Islam itu Universal. Ketika Sekoah Tinggi itu seperti empang, ketika Institut seperti danau, kalau Univesitas itu seperti Samudra. Karena Islam itu Universal. Maka Universitas itulah yang mewadahi Universal Islam.
Dengan analogi seperti ini, lanjut Menag Nasaruddin, maka Gus Dur pun menandatangani proposal perubahan IAIN menjadi UIN Jakarta.
“Kalau tidak ada Gus Dur, maka tidak ada UIN. Beliaulah yang mempunyai tandatangan yang menjadikan UIN-UIN berkembang hingga sekarang. Seandainya tidak ada Gus Dur tidak ada UIN,” jelas Menag.
Pengasuh Pondok Pesantren Tebu Ireng, KH Abdul Hakim Mahfudz menyampaikan terima kasih kepada seluruh yang hadir pada malam puncak haul Gus Dur ke-15.
Menurutnya, malam ini semua dapat bermuwajahah, bersilaturahim atas wafatnya KH Abdurrahman Wahid, haul ke-15 pada malam hari ini.
“Banyak rangkaian acara dimulai dari 19, 20 (Desember), dan puncaknya pada hari ini. Di mulai dari khatmil Qur’an, pembacaan maulid, dan malam ini pengajian Akbar,” kata Abdul Hakim.
Abdul Hakim juga menyampaikan bahwa banyak yang bisa dikenang dari sosok Gus Dur. Banyak yang ditinggalkan, sekaligus banyak warisan, dan hampir semua orang sangat dekat dengan Gus Dur.

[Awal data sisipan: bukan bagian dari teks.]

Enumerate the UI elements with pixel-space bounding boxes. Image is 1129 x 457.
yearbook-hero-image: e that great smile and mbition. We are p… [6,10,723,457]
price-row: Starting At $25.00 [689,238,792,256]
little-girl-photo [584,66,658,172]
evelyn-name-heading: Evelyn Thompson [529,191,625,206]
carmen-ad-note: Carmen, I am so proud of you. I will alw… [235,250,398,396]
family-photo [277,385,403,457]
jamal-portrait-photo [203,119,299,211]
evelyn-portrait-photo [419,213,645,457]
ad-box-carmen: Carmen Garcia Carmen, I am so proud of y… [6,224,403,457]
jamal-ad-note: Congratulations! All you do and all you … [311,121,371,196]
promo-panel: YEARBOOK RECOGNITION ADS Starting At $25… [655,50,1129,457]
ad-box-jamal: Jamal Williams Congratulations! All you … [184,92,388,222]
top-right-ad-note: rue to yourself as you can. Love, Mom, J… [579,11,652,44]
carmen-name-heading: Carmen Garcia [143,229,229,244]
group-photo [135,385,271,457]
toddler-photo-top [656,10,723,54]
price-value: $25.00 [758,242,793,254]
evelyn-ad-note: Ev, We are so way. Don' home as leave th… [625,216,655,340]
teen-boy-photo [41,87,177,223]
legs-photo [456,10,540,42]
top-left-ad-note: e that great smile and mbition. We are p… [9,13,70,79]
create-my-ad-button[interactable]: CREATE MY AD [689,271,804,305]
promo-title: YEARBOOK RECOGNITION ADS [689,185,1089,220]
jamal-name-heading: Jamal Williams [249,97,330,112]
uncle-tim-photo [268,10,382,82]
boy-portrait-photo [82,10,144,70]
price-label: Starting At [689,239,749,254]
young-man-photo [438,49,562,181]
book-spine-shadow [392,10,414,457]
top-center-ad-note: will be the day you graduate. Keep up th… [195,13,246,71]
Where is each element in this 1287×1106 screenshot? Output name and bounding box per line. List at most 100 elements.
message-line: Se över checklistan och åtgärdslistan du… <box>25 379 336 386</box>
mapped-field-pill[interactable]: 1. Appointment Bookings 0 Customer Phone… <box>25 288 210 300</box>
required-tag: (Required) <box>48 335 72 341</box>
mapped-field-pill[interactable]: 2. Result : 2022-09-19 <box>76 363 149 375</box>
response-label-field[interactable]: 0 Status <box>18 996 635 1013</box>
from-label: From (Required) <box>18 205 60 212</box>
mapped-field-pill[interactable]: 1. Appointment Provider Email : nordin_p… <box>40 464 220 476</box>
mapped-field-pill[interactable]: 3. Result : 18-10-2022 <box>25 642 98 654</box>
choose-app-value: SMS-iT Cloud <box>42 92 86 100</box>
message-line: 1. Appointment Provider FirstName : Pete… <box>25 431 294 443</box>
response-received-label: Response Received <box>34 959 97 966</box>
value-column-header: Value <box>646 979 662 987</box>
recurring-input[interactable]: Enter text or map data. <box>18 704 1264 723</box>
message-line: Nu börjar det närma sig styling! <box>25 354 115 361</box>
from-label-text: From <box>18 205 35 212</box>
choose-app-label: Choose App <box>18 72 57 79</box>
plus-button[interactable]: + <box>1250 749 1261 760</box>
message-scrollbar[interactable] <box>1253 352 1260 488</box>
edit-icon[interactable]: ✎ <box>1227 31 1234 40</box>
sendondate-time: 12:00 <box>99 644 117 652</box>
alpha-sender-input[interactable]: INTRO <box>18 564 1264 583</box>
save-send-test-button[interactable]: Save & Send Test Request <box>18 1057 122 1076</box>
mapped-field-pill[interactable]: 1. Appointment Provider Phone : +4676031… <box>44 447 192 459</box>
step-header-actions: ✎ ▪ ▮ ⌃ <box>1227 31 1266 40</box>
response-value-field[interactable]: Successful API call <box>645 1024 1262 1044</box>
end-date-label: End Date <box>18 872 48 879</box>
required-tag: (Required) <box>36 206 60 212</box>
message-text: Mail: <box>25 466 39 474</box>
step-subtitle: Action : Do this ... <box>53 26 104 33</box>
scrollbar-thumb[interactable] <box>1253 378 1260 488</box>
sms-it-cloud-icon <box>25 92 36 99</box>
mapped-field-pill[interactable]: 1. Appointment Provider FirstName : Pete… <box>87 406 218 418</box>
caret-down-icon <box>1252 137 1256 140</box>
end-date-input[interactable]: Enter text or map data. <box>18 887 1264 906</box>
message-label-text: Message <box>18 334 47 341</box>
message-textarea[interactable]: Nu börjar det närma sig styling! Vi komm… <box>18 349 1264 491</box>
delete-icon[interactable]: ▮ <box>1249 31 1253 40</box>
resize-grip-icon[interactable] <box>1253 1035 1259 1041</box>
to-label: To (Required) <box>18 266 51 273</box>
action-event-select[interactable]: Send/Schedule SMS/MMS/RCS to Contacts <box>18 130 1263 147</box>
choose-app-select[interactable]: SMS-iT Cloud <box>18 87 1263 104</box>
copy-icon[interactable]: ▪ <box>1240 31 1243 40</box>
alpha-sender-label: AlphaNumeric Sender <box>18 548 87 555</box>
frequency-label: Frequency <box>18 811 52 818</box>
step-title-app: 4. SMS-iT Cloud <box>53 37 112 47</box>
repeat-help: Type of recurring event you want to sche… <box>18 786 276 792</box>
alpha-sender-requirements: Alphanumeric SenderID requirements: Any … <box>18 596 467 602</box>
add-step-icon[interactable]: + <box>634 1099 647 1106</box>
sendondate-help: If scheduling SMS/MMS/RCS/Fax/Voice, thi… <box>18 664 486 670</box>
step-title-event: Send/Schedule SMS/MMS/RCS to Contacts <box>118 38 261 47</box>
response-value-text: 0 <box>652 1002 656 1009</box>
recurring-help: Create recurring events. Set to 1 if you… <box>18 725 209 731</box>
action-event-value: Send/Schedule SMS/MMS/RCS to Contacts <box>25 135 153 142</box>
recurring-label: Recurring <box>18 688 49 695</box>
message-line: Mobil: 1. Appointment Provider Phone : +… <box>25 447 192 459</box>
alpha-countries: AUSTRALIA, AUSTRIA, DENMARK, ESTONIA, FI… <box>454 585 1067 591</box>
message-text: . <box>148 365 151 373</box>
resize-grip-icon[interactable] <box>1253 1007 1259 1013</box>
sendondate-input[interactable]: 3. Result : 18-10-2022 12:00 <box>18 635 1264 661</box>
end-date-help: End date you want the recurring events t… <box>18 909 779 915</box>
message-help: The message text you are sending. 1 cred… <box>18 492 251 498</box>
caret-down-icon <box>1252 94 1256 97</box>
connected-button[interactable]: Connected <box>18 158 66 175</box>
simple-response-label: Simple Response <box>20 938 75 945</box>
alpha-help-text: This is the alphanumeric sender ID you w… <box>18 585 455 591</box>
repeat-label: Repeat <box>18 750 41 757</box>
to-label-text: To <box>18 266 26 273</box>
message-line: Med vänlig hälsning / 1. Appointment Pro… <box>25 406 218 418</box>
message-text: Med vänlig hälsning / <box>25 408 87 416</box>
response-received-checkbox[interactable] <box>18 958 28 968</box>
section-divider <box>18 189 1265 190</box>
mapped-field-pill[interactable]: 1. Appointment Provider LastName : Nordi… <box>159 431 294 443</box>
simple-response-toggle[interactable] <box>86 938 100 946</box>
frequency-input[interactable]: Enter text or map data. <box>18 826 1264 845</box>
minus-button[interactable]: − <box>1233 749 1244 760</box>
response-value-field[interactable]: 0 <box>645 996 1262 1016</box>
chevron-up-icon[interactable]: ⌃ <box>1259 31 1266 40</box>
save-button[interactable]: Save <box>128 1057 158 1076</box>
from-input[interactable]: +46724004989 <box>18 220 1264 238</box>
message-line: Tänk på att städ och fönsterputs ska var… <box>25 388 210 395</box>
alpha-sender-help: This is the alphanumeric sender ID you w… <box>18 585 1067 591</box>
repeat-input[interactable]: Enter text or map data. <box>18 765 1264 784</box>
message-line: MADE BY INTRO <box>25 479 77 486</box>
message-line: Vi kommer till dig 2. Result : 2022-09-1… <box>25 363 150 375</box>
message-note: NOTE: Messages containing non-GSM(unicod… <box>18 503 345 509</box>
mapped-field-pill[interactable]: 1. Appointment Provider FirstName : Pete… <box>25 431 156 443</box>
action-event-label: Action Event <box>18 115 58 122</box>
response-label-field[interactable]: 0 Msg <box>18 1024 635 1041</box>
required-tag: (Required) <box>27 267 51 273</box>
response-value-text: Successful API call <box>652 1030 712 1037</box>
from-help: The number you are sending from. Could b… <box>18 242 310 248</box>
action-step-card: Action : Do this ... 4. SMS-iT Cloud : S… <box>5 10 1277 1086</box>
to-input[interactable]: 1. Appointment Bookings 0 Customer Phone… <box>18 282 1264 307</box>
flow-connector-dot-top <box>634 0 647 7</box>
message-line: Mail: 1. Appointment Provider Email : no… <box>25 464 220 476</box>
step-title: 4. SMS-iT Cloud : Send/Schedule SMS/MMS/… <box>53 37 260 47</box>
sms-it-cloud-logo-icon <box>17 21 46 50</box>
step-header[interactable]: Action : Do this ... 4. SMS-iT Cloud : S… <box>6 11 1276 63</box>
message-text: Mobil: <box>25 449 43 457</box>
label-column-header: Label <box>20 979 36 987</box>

Menurut dia, sejak muda Gus Dur sangat senang bercanda. Dulu setiap 1 Syawwal, di sini ada halal bi halal. Dirinya yang muda-muda ada di ruangan sebelah, biasanya di situ ada Gus Dur menjadikan dirinya dan rekan-rekan tertawa.
Suasana yang begitu serius menjadi cair.
Abdul Hakim menyampaikan, banyak hal yang bisa dikenang terkait Gus Dur. Ada satu cerita dari Gus Sholah, ketika Gus Dur menyatakan bahwa hidup itu mudah, cari duit gak usah susah. Nah, suatu saat Gus Dur tidak punya duit. Maka, datanglah Gus Dur ke redaksi Tempo untuk mengetik sebentar, lalu minta mana duitnya.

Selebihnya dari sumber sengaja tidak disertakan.